2010 fue, sin duda, el año en el que se produjo el verdadero movimiento por la tecnología eléctrica. ¿Quién iba a imaginar que Nissan se convertiría en la marca con la mayor cantidad de coches eléctricos vendidos en el mundo? El LEAF, pese a seguir siendo residual en su parrilla de modelos, está adquiriendo un mayor peso en su segunda generación.

Ante esta situación, el siguiente paso que marcó un antes y un después fue Tesla. Una nueva compañía que en 2008 lanzó el Roadster, se había atrevido, esta vez, con una berlina capaz de poner en aprietos a modelos pertenecientes a segmentos del lujo tradicional.

El Tesla Model S ha marcado un antes y un después en la movilidad eléctrica y su concepción como medio de transporte sostenible y eficiente. Ahora, tan solo 5 años después de su lanzamiento, Tesla ya se ha posicionado como una de las compañías más destacadas del actual panorama automovilístico.

Tanto es así que cuenta con una capitalización mayor que fabricantes de la talla de Ford o GM, 2 icónicos grupos empresariales propios del mercado de la movilidad terrestre. Ahora bien, ¿por qué deberíamos confiar en la mejora de la autonomía en los próximos años? Este sigue siendo el punto débil de las mecánicas alternativas.

Una autonomía que se terminará equiparando a lo establecido

Tal y como se puede leer en Green Car Congress, el coche eléctrico ha mejorado exponencialmente en términos de ciclo de kilometraje por recarga de baterías.

Mientras que en 2011 la autonomía media de cada vehículo era de unos 117 kilómetros (73 millas), en 2017 se marcó un nuevo récord, situándose la media en unos llamativos 183 kilómetros (114 millas). Los mayores niveles en inversión no harán más que cimentar un crecimiento de la densidad de las baterías, lo que provocará contar con un mayor rango con cada ciclo de carga.

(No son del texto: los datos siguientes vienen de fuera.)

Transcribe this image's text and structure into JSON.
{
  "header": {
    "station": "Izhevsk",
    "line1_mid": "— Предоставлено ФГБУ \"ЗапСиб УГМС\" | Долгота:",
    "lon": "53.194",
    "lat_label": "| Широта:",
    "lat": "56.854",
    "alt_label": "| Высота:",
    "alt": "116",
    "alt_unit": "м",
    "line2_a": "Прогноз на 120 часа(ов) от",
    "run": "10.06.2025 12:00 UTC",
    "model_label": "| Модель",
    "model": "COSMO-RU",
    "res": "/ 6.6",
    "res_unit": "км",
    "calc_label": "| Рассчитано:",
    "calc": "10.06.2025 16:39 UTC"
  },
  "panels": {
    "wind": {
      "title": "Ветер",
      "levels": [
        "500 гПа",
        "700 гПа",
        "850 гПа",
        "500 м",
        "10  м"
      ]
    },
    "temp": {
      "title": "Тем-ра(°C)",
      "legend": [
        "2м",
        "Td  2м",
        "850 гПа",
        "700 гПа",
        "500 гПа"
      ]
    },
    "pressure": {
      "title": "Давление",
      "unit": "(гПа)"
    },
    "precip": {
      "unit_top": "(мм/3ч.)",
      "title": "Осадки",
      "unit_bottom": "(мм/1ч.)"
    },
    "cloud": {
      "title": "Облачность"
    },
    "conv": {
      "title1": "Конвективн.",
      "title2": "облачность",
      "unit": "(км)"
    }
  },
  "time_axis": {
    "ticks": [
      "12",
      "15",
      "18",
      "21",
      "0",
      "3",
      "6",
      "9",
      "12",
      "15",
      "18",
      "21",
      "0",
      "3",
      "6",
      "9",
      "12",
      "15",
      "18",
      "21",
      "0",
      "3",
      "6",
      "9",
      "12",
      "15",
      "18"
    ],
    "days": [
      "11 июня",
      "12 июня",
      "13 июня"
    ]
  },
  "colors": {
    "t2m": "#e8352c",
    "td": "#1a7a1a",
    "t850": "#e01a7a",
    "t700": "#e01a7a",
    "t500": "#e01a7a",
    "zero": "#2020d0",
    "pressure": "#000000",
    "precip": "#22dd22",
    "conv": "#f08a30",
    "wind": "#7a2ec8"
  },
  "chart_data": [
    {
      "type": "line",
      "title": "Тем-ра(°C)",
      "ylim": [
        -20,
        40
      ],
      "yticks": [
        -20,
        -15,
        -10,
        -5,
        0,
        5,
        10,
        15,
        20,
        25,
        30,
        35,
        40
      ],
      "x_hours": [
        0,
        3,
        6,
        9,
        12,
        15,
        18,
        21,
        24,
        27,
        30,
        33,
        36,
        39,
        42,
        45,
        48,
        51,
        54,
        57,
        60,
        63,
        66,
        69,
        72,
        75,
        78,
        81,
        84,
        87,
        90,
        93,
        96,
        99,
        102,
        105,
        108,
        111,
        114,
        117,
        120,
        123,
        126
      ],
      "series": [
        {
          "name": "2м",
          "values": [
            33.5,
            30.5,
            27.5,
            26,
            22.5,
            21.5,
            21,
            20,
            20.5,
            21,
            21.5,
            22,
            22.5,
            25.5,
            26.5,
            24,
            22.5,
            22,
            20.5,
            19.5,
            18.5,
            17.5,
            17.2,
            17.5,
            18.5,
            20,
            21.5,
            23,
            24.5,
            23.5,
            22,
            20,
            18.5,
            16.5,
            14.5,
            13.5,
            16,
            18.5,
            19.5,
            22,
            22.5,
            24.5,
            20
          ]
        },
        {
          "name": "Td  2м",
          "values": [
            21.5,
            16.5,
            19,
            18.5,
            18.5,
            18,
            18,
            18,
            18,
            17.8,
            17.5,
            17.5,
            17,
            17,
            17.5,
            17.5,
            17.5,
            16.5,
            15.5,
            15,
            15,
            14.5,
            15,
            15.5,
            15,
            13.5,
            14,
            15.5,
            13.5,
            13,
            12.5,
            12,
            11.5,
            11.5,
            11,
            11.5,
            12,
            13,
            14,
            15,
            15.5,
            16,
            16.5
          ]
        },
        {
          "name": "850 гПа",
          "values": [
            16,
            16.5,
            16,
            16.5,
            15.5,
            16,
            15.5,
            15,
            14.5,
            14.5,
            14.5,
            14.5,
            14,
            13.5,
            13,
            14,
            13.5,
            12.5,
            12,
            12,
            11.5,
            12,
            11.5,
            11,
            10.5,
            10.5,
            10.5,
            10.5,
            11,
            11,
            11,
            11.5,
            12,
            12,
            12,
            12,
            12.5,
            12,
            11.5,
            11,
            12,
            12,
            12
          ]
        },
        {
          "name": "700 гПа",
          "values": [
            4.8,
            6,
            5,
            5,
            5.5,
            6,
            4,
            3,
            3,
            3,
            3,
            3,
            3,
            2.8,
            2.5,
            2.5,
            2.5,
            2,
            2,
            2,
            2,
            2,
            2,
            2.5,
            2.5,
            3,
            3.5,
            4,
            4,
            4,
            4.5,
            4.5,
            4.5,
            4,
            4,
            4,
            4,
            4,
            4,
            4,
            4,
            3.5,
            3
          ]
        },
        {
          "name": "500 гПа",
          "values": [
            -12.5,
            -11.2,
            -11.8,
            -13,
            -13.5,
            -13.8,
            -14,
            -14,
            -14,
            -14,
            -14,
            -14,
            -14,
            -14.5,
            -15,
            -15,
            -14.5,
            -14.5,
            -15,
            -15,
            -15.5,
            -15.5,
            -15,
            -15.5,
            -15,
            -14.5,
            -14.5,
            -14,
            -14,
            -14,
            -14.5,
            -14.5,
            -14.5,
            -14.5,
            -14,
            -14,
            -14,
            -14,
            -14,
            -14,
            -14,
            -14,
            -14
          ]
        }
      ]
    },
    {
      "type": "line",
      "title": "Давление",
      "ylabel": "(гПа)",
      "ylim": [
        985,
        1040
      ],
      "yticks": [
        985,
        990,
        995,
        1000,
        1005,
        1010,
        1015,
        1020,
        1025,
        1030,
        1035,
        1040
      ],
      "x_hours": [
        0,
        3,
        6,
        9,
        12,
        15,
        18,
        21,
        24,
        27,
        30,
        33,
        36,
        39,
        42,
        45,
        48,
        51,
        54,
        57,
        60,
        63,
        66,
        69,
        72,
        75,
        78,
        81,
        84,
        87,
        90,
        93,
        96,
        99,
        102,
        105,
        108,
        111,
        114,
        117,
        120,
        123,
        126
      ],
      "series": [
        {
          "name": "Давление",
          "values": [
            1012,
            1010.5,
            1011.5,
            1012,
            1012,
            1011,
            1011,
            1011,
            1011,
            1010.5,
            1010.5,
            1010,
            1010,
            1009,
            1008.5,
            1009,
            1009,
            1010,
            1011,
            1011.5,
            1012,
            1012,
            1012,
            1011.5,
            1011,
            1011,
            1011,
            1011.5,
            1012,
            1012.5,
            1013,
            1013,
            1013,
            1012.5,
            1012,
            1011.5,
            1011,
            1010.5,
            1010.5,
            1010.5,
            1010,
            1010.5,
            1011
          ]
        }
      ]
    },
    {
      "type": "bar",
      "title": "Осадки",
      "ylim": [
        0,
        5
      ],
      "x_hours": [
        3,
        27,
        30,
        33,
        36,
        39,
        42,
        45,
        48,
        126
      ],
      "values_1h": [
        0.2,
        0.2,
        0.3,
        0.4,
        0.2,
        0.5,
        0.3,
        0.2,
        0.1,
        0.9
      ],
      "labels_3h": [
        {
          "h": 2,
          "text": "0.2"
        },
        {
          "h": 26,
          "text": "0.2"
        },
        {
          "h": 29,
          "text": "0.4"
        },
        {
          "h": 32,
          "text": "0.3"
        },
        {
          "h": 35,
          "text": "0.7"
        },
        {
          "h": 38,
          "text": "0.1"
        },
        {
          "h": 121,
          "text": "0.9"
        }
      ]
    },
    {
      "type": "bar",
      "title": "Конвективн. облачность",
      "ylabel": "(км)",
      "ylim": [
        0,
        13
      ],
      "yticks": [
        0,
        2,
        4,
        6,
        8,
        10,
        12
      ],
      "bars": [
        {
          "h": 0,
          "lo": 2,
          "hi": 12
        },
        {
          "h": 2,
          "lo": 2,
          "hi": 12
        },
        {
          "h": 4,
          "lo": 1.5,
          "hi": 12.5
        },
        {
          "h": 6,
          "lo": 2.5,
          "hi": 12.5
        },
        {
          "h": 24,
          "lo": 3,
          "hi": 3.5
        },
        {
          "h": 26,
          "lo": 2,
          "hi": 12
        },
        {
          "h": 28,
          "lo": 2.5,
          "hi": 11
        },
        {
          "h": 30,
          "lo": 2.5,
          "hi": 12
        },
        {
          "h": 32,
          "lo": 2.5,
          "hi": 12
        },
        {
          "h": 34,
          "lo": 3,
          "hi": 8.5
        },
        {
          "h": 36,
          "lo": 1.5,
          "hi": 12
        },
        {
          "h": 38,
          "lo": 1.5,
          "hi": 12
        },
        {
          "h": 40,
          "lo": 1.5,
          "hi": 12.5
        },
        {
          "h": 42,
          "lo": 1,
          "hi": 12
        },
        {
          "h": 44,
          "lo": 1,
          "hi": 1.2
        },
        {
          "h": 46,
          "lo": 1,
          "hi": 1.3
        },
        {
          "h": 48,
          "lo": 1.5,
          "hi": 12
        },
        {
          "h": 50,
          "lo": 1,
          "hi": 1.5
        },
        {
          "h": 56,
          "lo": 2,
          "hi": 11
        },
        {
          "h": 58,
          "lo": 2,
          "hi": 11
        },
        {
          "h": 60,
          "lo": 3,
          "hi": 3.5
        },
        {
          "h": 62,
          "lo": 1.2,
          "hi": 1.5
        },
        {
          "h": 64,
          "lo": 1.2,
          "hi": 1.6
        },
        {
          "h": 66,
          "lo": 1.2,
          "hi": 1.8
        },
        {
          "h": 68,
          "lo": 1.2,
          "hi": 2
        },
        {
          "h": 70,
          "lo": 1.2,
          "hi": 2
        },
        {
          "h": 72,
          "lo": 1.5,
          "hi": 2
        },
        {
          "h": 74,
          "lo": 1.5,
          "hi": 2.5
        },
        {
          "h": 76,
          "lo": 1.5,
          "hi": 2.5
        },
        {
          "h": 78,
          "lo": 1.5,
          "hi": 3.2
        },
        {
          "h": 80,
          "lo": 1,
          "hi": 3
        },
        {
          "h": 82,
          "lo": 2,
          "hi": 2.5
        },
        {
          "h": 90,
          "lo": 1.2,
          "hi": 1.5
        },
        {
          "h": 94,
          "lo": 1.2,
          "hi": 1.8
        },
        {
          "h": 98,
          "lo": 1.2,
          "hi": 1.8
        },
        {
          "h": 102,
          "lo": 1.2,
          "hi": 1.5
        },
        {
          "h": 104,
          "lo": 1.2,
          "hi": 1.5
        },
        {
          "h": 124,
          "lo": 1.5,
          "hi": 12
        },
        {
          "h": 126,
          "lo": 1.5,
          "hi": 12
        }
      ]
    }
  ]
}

Este gráfico es la mejor expresión para pronosticar la llegada en masa de la tecnología eléctrica. ¿Cuándo contaremos con mejores precios? Es posible que el incremento de la competitividad sea la clave, pero habrá que esperar todavía unos meses para ver qué nuevas propuestas llegan al mercado.

Por el momento, el número de opciones todavía sigue siendo insuficiente. Los fabricantes tradicionales todavía están encontrando dificultades para apostar por las mecánicas más modernas en materia eléctrica.

No obstante, los últimos modelos presentados como el Hyundai Kona EV, el Jaguar I-Pace o el Nissan LEAF de segunda generación, ya cuentan con ciclos de autonomía mucho mayores que la media calculada por el Departamento de Energía de Estados Unidos, datos de los que se han extraído las mediciones sobre las que se han basado este artículo.